1. Get your data ready

You can retrain the model if you have some annotated data using the provided file: src/dl/unet2d_training.py
To train new UNet models, you need the file “src/dl/unet2d_training.py”. It contains the entire workflow to produce a bundled model ready for deployment.
Before starting, create a folder named “models” to store all the new model versions you create.
You also need a “working_dir” where the script will export its temporary data.
To train the UNet model, you need two distinct folders. You can name them as you like.
- The first folder, referred to as “inputs”, will contain “.tif” images with values globally normalized in the range [0.0, 1.0].
- The second folder, referred to as “masks”, will also contain “.tif” images, but these will be binary masks. They are thresholded to everything above 0 upon opening, so there is no restriction on whether they should be 0 and 1 or 0 and 255.
- Images in both folders should be named the same way.
The models produced by this script include:
- “version.txt”: The version index of this model, allowing detection if the model should be re-downloaded from the internet.
- “training_history.png”: A set of 2 plots (with 4 plot slots).
  
  The first plot contains the loss and the validation loss.
  
  The second plot contains the training and validation precision, as well as the training and validation recall.
- “last.keras”: The weights generated at the last training epoch.
- “best.keras”: The weights that achieved the best validation loss. These weights are used in the segmentation step.
- “data_usage.json”: Information on which files were used for training and which were used for validation.
- “augmentations_preview.png”: A sample of data after passing through the data augmentation pipeline.
- “architecture.png”: A graph representing the UNet2D architecture used by this model.
- “predictions”: A folder containing the validation data and the model’s predictions.

2. Data augmentation

The images on which we have to work have a wide variance, so we need a solid data augmentation workflow to avoid having to annotate an unreasonable number of images, and to ensure that the model generalizes well to different types of data.

The data augmentation pipeline includes the following transformations:

Random rotations: The images are randomly rotated in a range from -90 to 90 degrees.
Random flips: The images are randomly flipped horizontally and/or vertically.
Random gamma adjustment: A random gamma correction is applied to every patch. It allows to spread or dilate the histogram.
Random noise addition: Random Gaussian noise is added to the images.
Filament ruptures: On many images, the filaments pass on another Z plane before coming back.
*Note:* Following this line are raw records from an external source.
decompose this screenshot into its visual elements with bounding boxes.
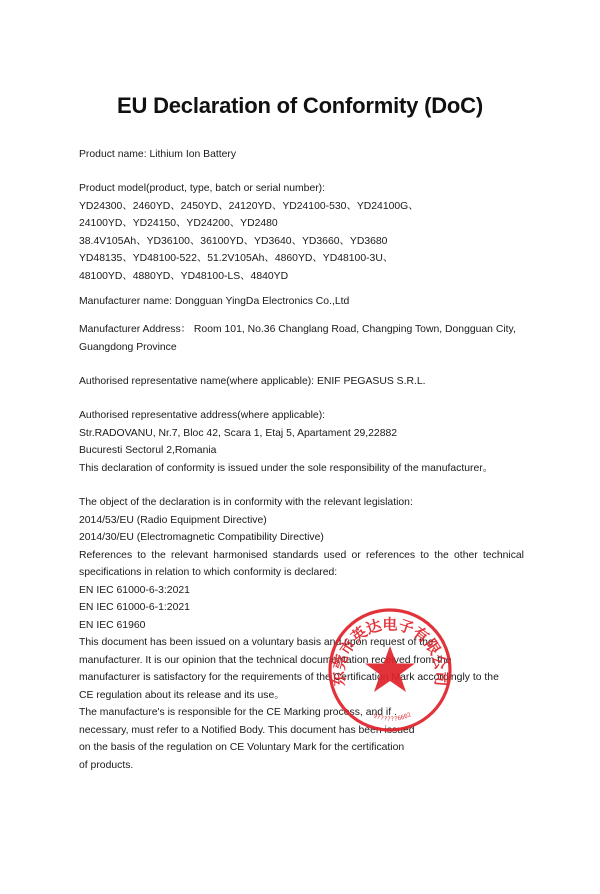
closing-line: CE regulation about its release and its … bbox=[79, 687, 524, 705]
standard-item: EN IEC 61000-6-1:2021 bbox=[79, 599, 524, 617]
closing-line: This document has been issued on a volun… bbox=[79, 634, 524, 652]
manufacturer-name: Manufacturer name: Dongguan YingDa Elect… bbox=[79, 293, 524, 311]
object-statement: The object of the declaration is in conf… bbox=[79, 494, 524, 512]
manufacturer-address-line: Guangdong Province bbox=[79, 339, 524, 357]
closing-line: of products. bbox=[79, 757, 524, 775]
product-model-line: 24100YD、YD24150、YD24200、YD2480 bbox=[79, 215, 524, 233]
auth-rep-address-line: Bucuresti Sectorul 2,Romania bbox=[79, 442, 524, 460]
standard-item: EN IEC 61000-6-3:2021 bbox=[79, 582, 524, 600]
references-statement: References to the relevant harmonised st… bbox=[79, 547, 524, 582]
manufacturer-address: Manufacturer Address： Room 101, No.36 Ch… bbox=[79, 321, 524, 356]
auth-rep-address-heading: Authorised representative address(where … bbox=[79, 407, 524, 425]
directive-item: 2014/53/EU (Radio Equipment Directive) bbox=[79, 512, 524, 530]
product-model-line: 48100YD、4880YD、YD48100-LS、4840YD bbox=[79, 268, 524, 286]
product-name: Product name: Lithium Ion Battery bbox=[79, 146, 524, 164]
closing-line: necessary, must refer to a Notified Body… bbox=[79, 722, 524, 740]
declaration-page: EU Declaration of Conformity (DoC) Produ… bbox=[0, 0, 600, 894]
closing-line: manufacturer is satisfactory for the req… bbox=[79, 669, 524, 687]
product-model-line: 38.4V105Ah、YD36100、36100YD、YD3640、YD3660… bbox=[79, 233, 524, 251]
auth-rep-address-section: Authorised representative address(where … bbox=[79, 407, 524, 477]
auth-rep-name-line: Authorised representative name(where app… bbox=[79, 373, 524, 391]
product-model-section: Product model(product, type, batch or se… bbox=[79, 180, 524, 285]
legislation-section: The object of the declaration is in conf… bbox=[79, 494, 524, 774]
standard-item: EN IEC 61960 bbox=[79, 617, 524, 635]
auth-rep-name: Authorised representative name(where app… bbox=[79, 373, 524, 391]
directive-item: 2014/30/EU (Electromagnetic Compatibilit… bbox=[79, 529, 524, 547]
product-name-line: Product name: Lithium Ion Battery bbox=[79, 146, 524, 164]
closing-line: manufacturer. It is our opinion that the… bbox=[79, 652, 524, 670]
closing-line: on the basis of the regulation on CE Vol… bbox=[79, 739, 524, 757]
product-model-line: YD24300、2460YD、2450YD、24120YD、YD24100-53… bbox=[79, 198, 524, 216]
manufacturer-name-line: Manufacturer name: Dongguan YingDa Elect… bbox=[79, 293, 524, 311]
product-model-heading: Product model(product, type, batch or se… bbox=[79, 180, 524, 198]
page-title: EU Declaration of Conformity (DoC) bbox=[0, 93, 600, 119]
manufacturer-address-line: Manufacturer Address： Room 101, No.36 Ch… bbox=[79, 321, 524, 339]
product-model-line: YD48135、YD48100-522、51.2V105Ah、4860YD、YD… bbox=[79, 250, 524, 268]
auth-rep-address-line: Str.RADOVANU, Nr.7, Bloc 42, Scara 1, Et… bbox=[79, 425, 524, 443]
closing-line: The manufacture's is responsible for the… bbox=[79, 704, 524, 722]
sole-responsibility-statement: This declaration of conformity is issued… bbox=[79, 460, 524, 478]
To simulate that, some filamentous areas are randomly discarded (blurred).

These augmentations are applied on-the-fly at loading to ensure that each epoch sees a different set of augmented images, which helps in improving the robustness and generalization of the model.

3. Filaments extraction

Images containing filaments actually contain 96% of background, which represents a massive imbalance between the background and foreground classes.
Using a usual loss function would end-up in the model predicting only solid black patches, as it would consider that it is 96% correct.
To address that problem, we had to re-implement the clDice loss as described in the paper: https://doi.org/10.48550/arXiv.2404.00130.

4. Setup

If you already have a Python environment in which “Microglia Analyzer” is installed, it already contains everything you need to train a model.
To launch the training, you just have to fill the settings in the first section, and run the script.

Name	Description
data_folder	Parent folder of the “inputs” and “masks” folders.
qc_folder	Parent folder of the “inputs” and “masks” folders used only for quality control (not for training). These are just images used to perform performance metrics at the end of training.
inputs_name	Name of the folder containing the input images (name of the folder in data_folder and qc_folder).
masks_name	Name of the folder containing the masks (name of the folder in data_folder and qc_folder).
models_path	Folder in which the models will be saved. They will be saved as “{model_name_prefix}-V{version_number}”.
working_directory	Folder in which the training, validation, and testing folders will be created. This folder and its content can be deleted once the training is done.
model_name_prefix	Prefix of the model name. Will be part of the folder name in models_path.
reset_local_data	If True, the locally copied training, validation, and testing folders will be re-imported.
remove_wrong_data	If True, the data that is not useful will be deleted from the data folder. It is a destructive operation, review the first run of the sanity check before activating this.
data_usage	Path to a JSON file containing how each input file should be used (for training, validation, or testing).
validation_percentage	Percentage of the data that will be used for validation. This data will be moved to the validation folder.
batch_size	Number of images per batch.
epochs	Number of epochs for the training.
unet_depth	Depth of the UNet model, i.e., the number of layers in the encoder part (equal to the number of layers in the decoder part).
num_filters_start	Number of filters in the first layer of the UNet.
dropout_rate	Dropout rate. Percentage of neurons that will be randomly disabled at each epoch. Better for generalization.
optimizer	Optimizer used for the training.
learning_rate	Learning rate at which the optimizer is initialized.
skeleton_coef	Coefficient of the skeleton loss.
bce_coef	Coefficient of the binary cross-entropy loss.
early_stop_patience	Number of epochs without improvement before stopping the training.
dilation_kernel	Kernel used for the dilation of the skeleton.
loss	Loss function used for the training.
use_data_augmentation	If True, data augmentation will be used.
use_mirroring	If True, random mirroring will be used.
use_gaussian_noise	If True, random Gaussian noise will be used.
noise_scale	Scale of the Gaussian noise (range of values).
use_random_rotations	If True, random rotations will be used.
angle_range	Range of the random rotations. The angle will be in [angle_range[0], angle_range[1]].
use_gamma_correction	If True, random gamma correction will be used.
gamma_range	Range of the gamma correction. The gamma will be in [1 - gamma_range, 1 + gamma_range] (1.0 == neutral).
use_holes	If True, holes will be created in the input images to teach the network to fill them.
export_aug_sample	If True, an augmented sample will be exported to the working directory as a preview.

5. Usage

This model consumes patches of 512×512 pixels, with an overlap of 128 pixels.
The merging is performed with the alpha-blending technique described on the page where the patches creation is explained.
The output is labeled by connected components and filtered by number of pixels (processed from a minimal area in µm²) before being presented to the user.